This relates to an improved particle counter of the Coulter (R) Counter type and to a method for its manufacture.
U.S. Pat. No. 2,656,508 describes a device for the electronic counting, sizing and analysis of microscopic particles in a fluid suspension. In that device, the fluid suspension is forced to flow through an orifice from one insulated vessel to another. A D.C. electric current is established between the two vessels by mounting electrodes in the two vessels. Since the only electrical path between the two vessels is through the fluid that flows through the orifice, an electric current flow and field are established in the orifice. The orifice and the resultant electric field in and around it constitute a sensing zone. As each particle passes through the sensing zone, the impedance of the contents of the sensing zone will change for the duration of the passage, thereby modulating the current flow and electric field in the sensing zone. The change in current flow and electric field produces a signal that is applied to a detector suitably arranged to respond to such change.
It has been proved that the change in impedance of the contents of the sensing zone as a particle passes through it is approximately proportional to the volume of the particle where the diameter of the orifice is smaller than the axial length of the orifice.

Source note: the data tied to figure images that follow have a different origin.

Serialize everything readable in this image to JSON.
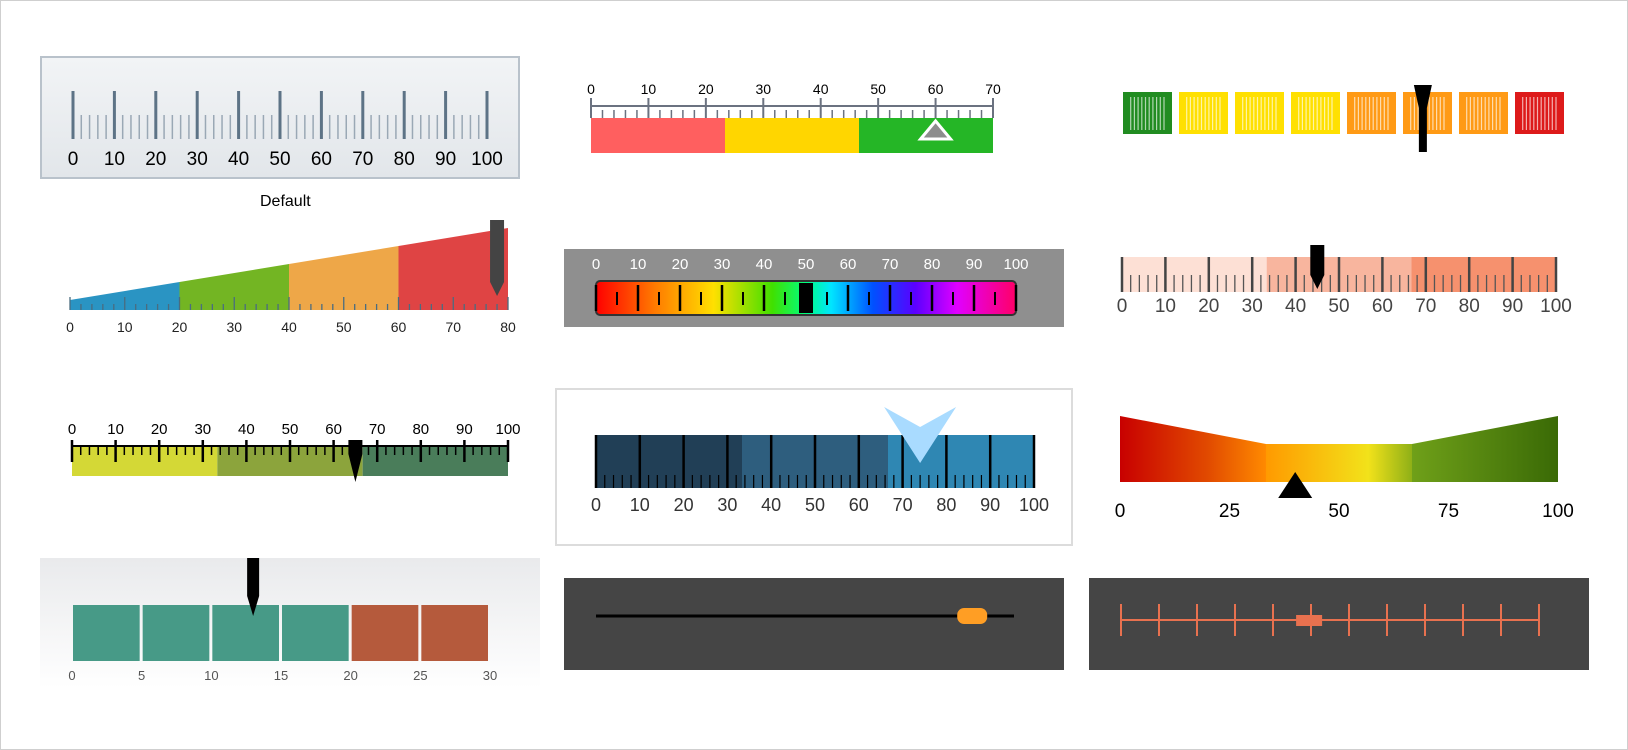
{
  "gauges": {
    "g1": {
      "caption": "Default",
      "labels": [
        "0",
        "10",
        "20",
        "30",
        "40",
        "50",
        "60",
        "70",
        "80",
        "90",
        "100"
      ]
    },
    "g2": {
      "labels": [
        "0",
        "10",
        "20",
        "30",
        "40",
        "50",
        "60",
        "70"
      ],
      "value": 60,
      "colors": [
        "#ff5f5f",
        "#ffd600",
        "#25b626"
      ]
    },
    "g3": {
      "value": 68,
      "colors": [
        "#218c21",
        "#ffe001",
        "#ffe001",
        "#ffe001",
        "#ff9a15",
        "#ff9a15",
        "#ff9a15",
        "#dd1a1a"
      ]
    },
    "g4": {
      "labels": [
        "0",
        "10",
        "20",
        "30",
        "40",
        "50",
        "60",
        "70",
        "80"
      ],
      "value": 78,
      "colors": [
        "#2a94c3",
        "#73b523",
        "#eea748",
        "#df4444"
      ]
    },
    "g5": {
      "labels": [
        "0",
        "10",
        "20",
        "30",
        "40",
        "50",
        "60",
        "70",
        "80",
        "90",
        "100"
      ]
    },
    "g6": {
      "labels": [
        "0",
        "10",
        "20",
        "30",
        "40",
        "50",
        "60",
        "70",
        "80",
        "90",
        "100"
      ],
      "value": 45,
      "colors": [
        "#fde0d5",
        "#f8b59e",
        "#f6916e"
      ]
    },
    "g7": {
      "labels": [
        "0",
        "10",
        "20",
        "30",
        "40",
        "50",
        "60",
        "70",
        "80",
        "90",
        "100"
      ],
      "value": 65,
      "colors": [
        "#d4d836",
        "#8ca43c",
        "#4a7d5a"
      ]
    },
    "g8": {
      "labels": [
        "0",
        "10",
        "20",
        "30",
        "40",
        "50",
        "60",
        "70",
        "80",
        "90",
        "100"
      ],
      "value": 74,
      "colors": [
        "#213f56",
        "#2e5e7e",
        "#2f87b3"
      ]
    },
    "g9": {
      "labels": [
        "0",
        "25",
        "50",
        "75",
        "100"
      ],
      "value": 40
    },
    "g10": {
      "labels": [
        "0",
        "5",
        "10",
        "15",
        "20",
        "25",
        "30"
      ],
      "value": 13,
      "colors": [
        "#479a87",
        "#b55a3c"
      ]
    },
    "g11": {
      "value": 90
    },
    "g12": {
      "value": 45
    }
  }
}
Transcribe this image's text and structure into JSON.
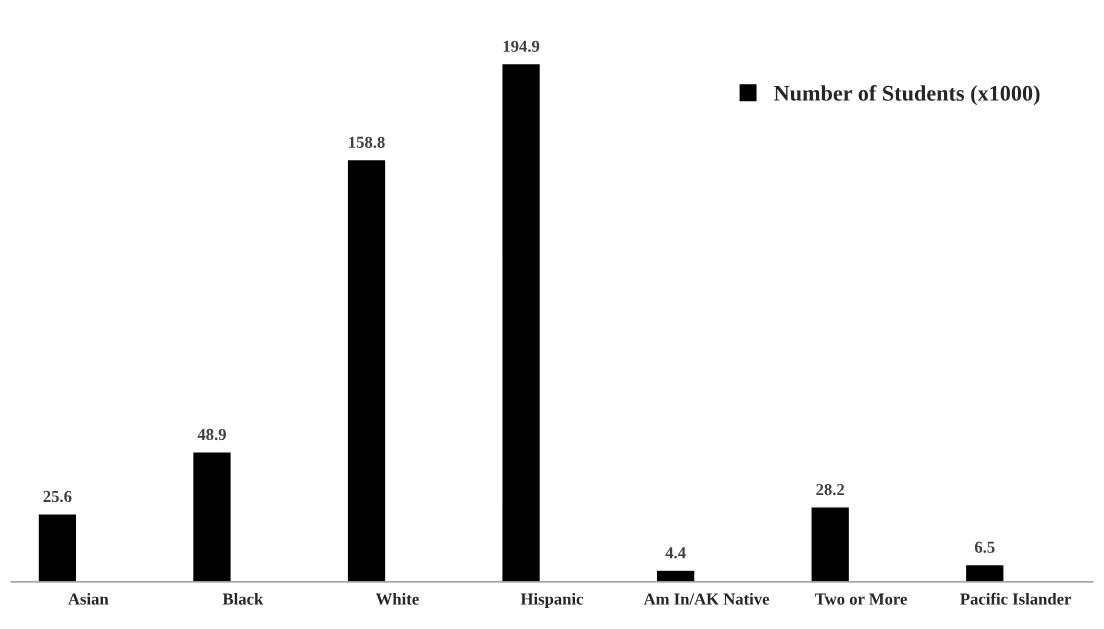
{
  "chart_data": {
    "type": "bar",
    "categories": [
      "Asian",
      "Black",
      "White",
      "Hispanic",
      "Am In/AK Native",
      "Two or More",
      "Pacific Islander"
    ],
    "series": [
      {
        "name": "Number of Students (x1000)",
        "color": "#000000",
        "values": [
          25.6,
          48.9,
          158.8,
          194.9,
          4.4,
          28.2,
          6.5
        ]
      }
    ],
    "data_labels": true,
    "legend": "top right",
    "grid": false,
    "tick_labels": "x"
  }
}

The impedance sensing principle has been extended to provide information concerning particle characteristics such as the composition and nature of the material constituting the particles, as disclosed in U.S. Pat. No. 3,502,974 to Coulter et al. and U.S. Pat. No. 3,502,973 to Coulter et al. These devices generally have at least two current sources, both of which are applied to the sensing zone simultaneously, one having a radio frequency and the other being a "zero frequency" direct current or, alternatively, having a sufficiently low frequency that the reactive part of the particle impedance has a negligible effect on the response of the apparatus. One of the useful particle descriptors that can be obtained from this dual source arrangement is known in the art as the "opacity" of the particles. In a general sense, opacity measures the difference in size as measured at radio frequency as compared to size measured at low or zero frequency.
As is appreciated in the art of cytology, any new particle descriptor that can be measured is useful in identifying, analyzing and sorting particles. For example, cells have a membrane of very high resisitivity which is in the range of a dielectric. However, the internal portion of the cell is fairly conductive, with different types of particles having varying internal resisitivities. Also, it is contemplated that the pathological state of the cell will affect its internal resisitivity. Consequently, it is desirable to measure this internal resisitivity on a cell by cell basis. U.S. Pat. No. 4,298,836, for example, describes apparatus for measuring resisitivity. U.S. Pat. No. 3,710,933 describes an impedance sensing orifice that is used in combination with measurements of light absorbance, scattered light and fluorescent light.
As shown in FIG. 1, illustrative prior art particle counters comprise an inlet chamber 10, an outlet chamber 20, an orifice 30 interconnecting the chambers, viewing optics 40 and electronics 50. A liquid stream of individually suspended particles, originally from a pressurized reservoir (not shown), proceeds through a capillary tube 12 into chamber 10. A laminar liquid sheath, originally from another pressure reservoir (not shown), proceeds through tubes 14 so as to surround the stream of particles. As the liquid stream of particles exits from tube 12, hydrodynamic pressures reduce the diameter of the stream of particles as the stream obtains the velocity of the liquid sheath. The liquid sheath also acts to center the stream of particles so that particles pass through the orifice 30 along a center axis 18, with the elongated particles, if any, having their elongated axis aligned with the center axis 18. After leaving the orifice 30, the particles enter chamber 20. Chamber 20 has an inlet 22 and an outlet 24 for a suitable fluid which removes the suspended particles.
Orifice 30 is a microscopic hole that typically is machined in a pane 32 of jewelry-quality sapphire. The dimensions of the orifice are small enough that a single particle can be counted. To this end the orifice ordinarily has a diameter on the order of four-thousandth of an inch (100 micrometers) or less.
Electronics 50 comprises electrodes 52 and 54 in chambers 10, 20 respectively, a constant current supply 56 and signal processing elements 60. Electrodes 52 and 54 and constant current supply 56 are used to establish an electric current in chambers 10 and 20 which passes through orifice 30 and varies with the passage of particles through the orifice. The signal processing elements illustratively comprise an amplifier 62, a baseline restorer 64, trigger circuitry 66, counter 68, a peak detector 72, and size determining circuitry 74. Details of signal processing circuitry are well known in the art being disclosed, for example, in the above-referenced patents. The signal processing circuitry typically is mounted on a circuit board in a separate package apart from the inlet and outlet chambers.